Malgrado tutto gli obiettivi non sono stati raggiunti. Il segretario generale delle Nazioni Unite, Ban Ki-moon, scrive come introduzione al rapporto 2015 sugli OMS: “Le diseguaglianze persistono e i progressi sono stati disuguali (…) Nel 2011, nel mondo, quasi il 60% dei miliardi di persone estremamente povere vivevano solo in 5 paesi”. Non si sono ancora ottenuti progressi importanti sulla sanità materna o sull’accesso alla contraccezione nei paesi in via di sviluppo. In queste regioni il tasso di mortalità materna è 14 volte più elevato che nelle regioni sviluppate. Siamo ancora lontani dall’eliminazione della povertà nel mondo.
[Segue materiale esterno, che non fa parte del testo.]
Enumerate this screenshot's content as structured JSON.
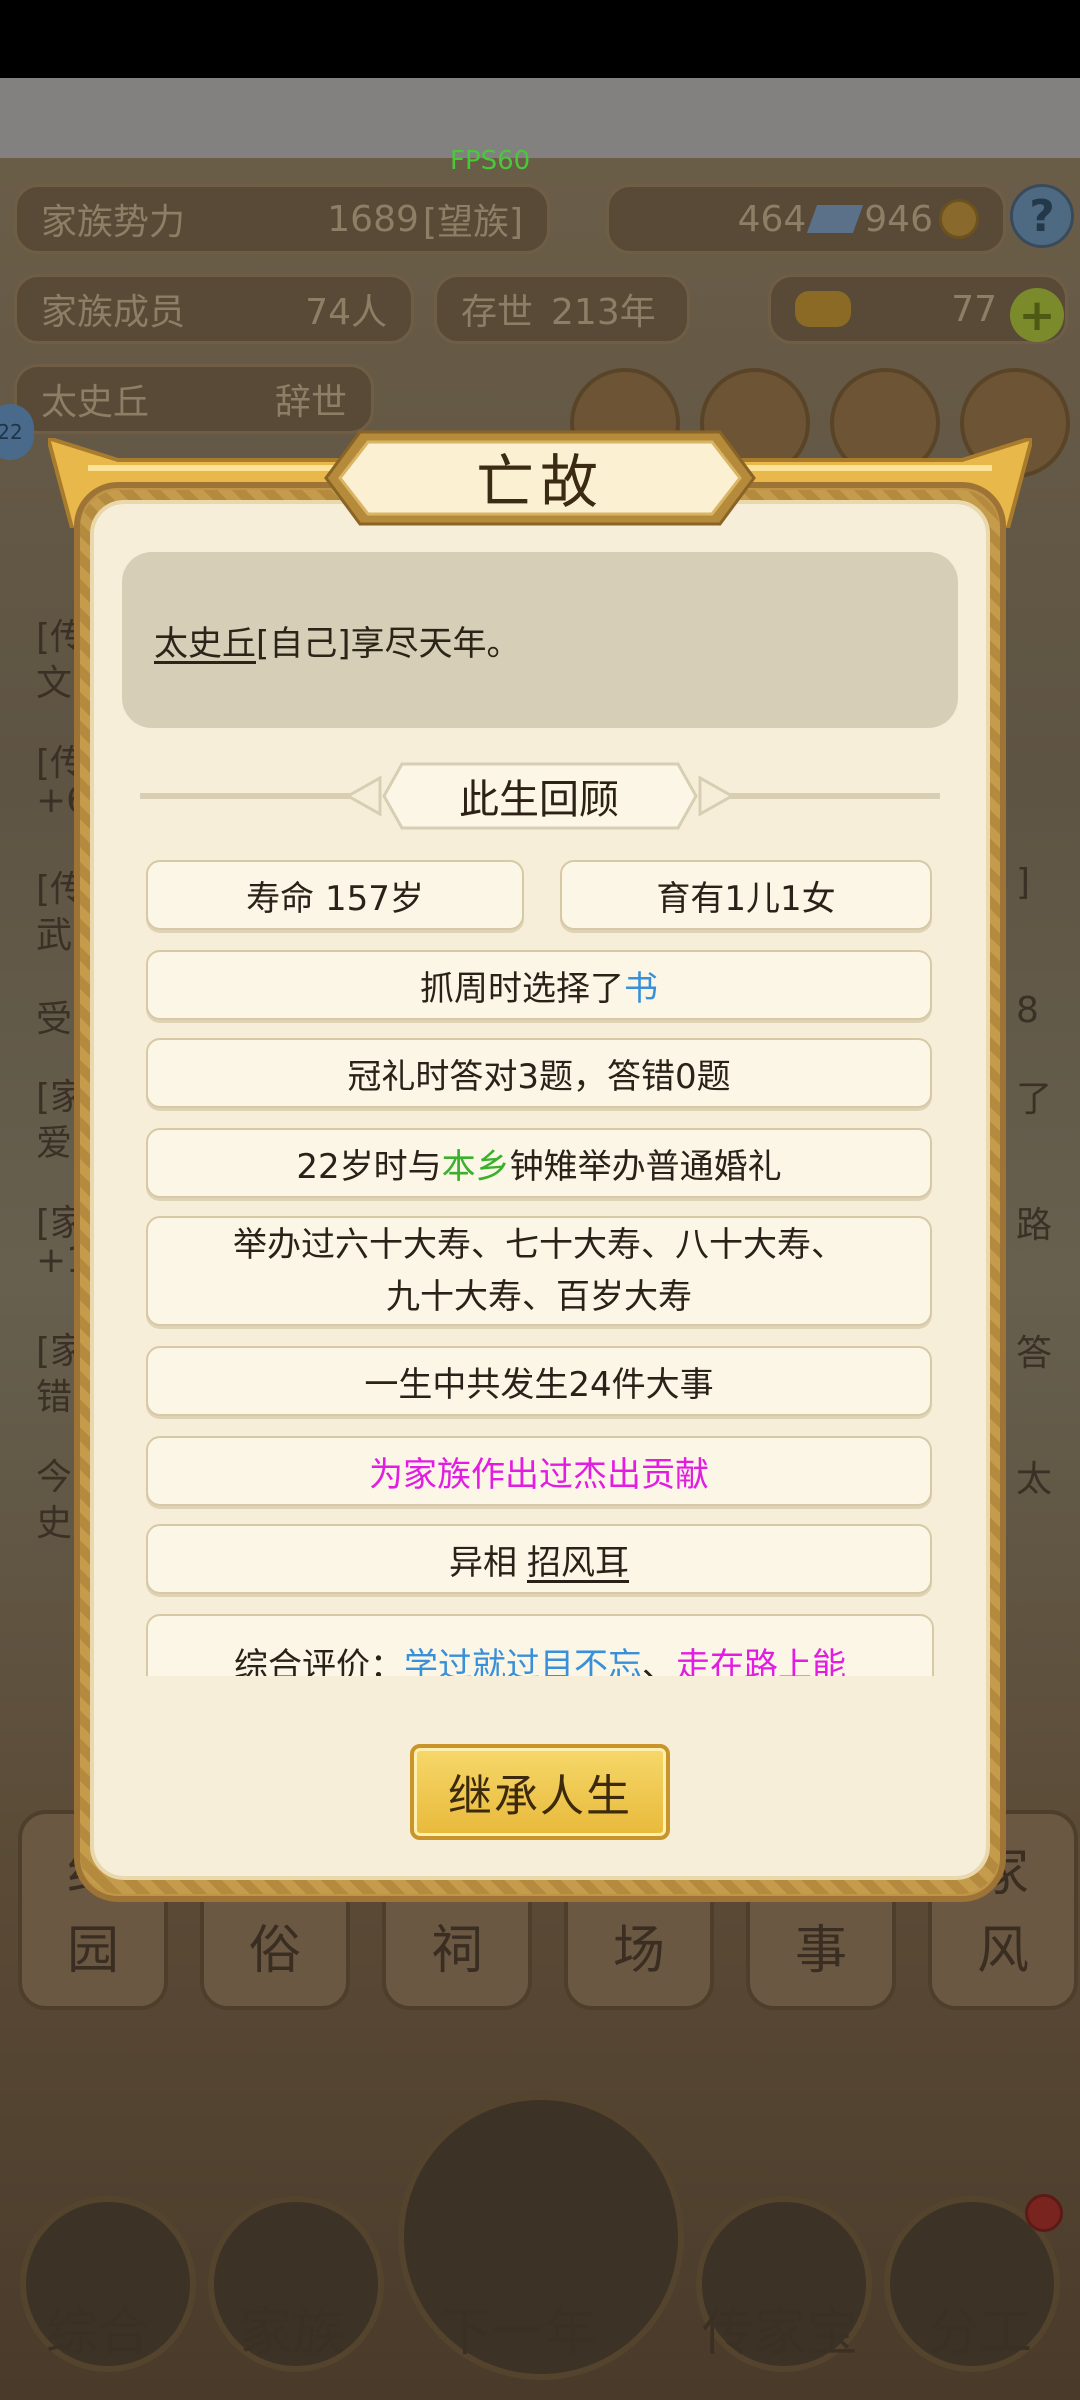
{
  "hud": {
    "fps": "FPS60",
    "family_power_label": "家族势力",
    "family_power_value": "1689",
    "family_power_rank": "[望族]",
    "currency_a": "464",
    "currency_b": "946",
    "members_label": "家族成员",
    "members_value": "74人",
    "existence_label": "存世",
    "existence_value": "213年",
    "gold": "77",
    "patriarch_name": "太史丘",
    "patriarch_status": "辞世",
    "help": "?",
    "plus": "+",
    "side_badge": "22"
  },
  "background": {
    "log_fragments": [
      "[传",
      "文",
      "[传",
      "+6",
      "[传",
      "武",
      "受",
      "[家",
      "爱",
      "[家",
      "+1",
      "[家",
      "错",
      "今",
      "史"
    ],
    "right_fragments": [
      "]",
      "8",
      "了",
      "路",
      "答",
      "太"
    ],
    "tiles": [
      {
        "line1": "约",
        "line2": "园"
      },
      {
        "line1": "民",
        "line2": "俗"
      },
      {
        "line1": "宗",
        "line2": "祠"
      },
      {
        "line1": "市",
        "line2": "场"
      },
      {
        "line1": "执",
        "line2": "事"
      },
      {
        "line1": "家",
        "line2": "风"
      }
    ],
    "nav": [
      "综合",
      "家族",
      "下一年",
      "传家宝",
      "分工"
    ]
  },
  "dialog": {
    "title": "亡故",
    "message_name": "太史丘",
    "message_rest": "[自己]享尽天年。",
    "section_title": "此生回顾",
    "lifespan": "寿命 157岁",
    "children": "育有1儿1女",
    "zhuazhou_prefix": "抓周时选择了",
    "zhuazhou_item": "书",
    "coming_of_age": "冠礼时答对3题，答错0题",
    "wedding_prefix": "22岁时与",
    "wedding_place": "本乡",
    "wedding_rest": "钟雉举办普通婚礼",
    "birthdays_line1": "举办过六十大寿、七十大寿、八十大寿、",
    "birthdays_line2": "九十大寿、百岁大寿",
    "events": "一生中共发生24件大事",
    "contribution": "为家族作出过杰出贡献",
    "trait_prefix": "异相 ",
    "trait_name": "招风耳",
    "evaluation_prefix": "综合评价：",
    "evaluation_a": "学过就过目不忘",
    "evaluation_sep": "、",
    "evaluation_b": "走在路上能",
    "inherit_button": "继承人生"
  },
  "colors": {
    "blue": "#3a90d8",
    "green": "#3ab02c",
    "magenta": "#e21ce2",
    "gold_button": "#f0c84c"
  }
}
Per definire i nuovi obiettivi, che entreranno in vigore il 1 gennaio 2016, le nazioni hanno negoziato per tre anni. La riflessione, infatti, è iniziata in occasione del vertice “Rio + 20” nel 2012 in un “gruppo di lavoro aperto” al quale hanno partecipato 70 paesi. Un’indagine di livello mondiale che ha coinvolto più di 8 milioni di persone. New York sarà l’ultima tappa per l’adozione degli OSS, 193 paesi, infatti, si sono già accordati per completare il documento il 2 agosto. Alcuni degli obiettivi, che coprono tutte le dimensioni dello sviluppo sostenibile, sono: la lotta contro la povertà, la fame, la sanità e l’igiene, l’istruzione, l’uguaglianza tra i sessi, il lavoro e la crescita economica, le energie pulite ad un costo abbordabile, la lotta contro il cambiamento climatico, le città e comunità sostenibili, la conservazione della biodiversità marina e terrestre o ancora la pace e la giustizia.
Clima, natura, sanità, istruzione, giustizia, pace… questa sorta di “inventario alla Prévert” fanno dubitare alcune Organizzazioni non governative che giudicano troppo importante il numero di obiettivi, perché aumenterebbe il rischio di diluzione delle priorità e soprattutto costano caro. La questione dei mezzi finanziari per portare a termine gli OSS è diventata essa stessa un obiettivo, il diciassettesimo: “Partenariato per realizzare gli obiettivi”.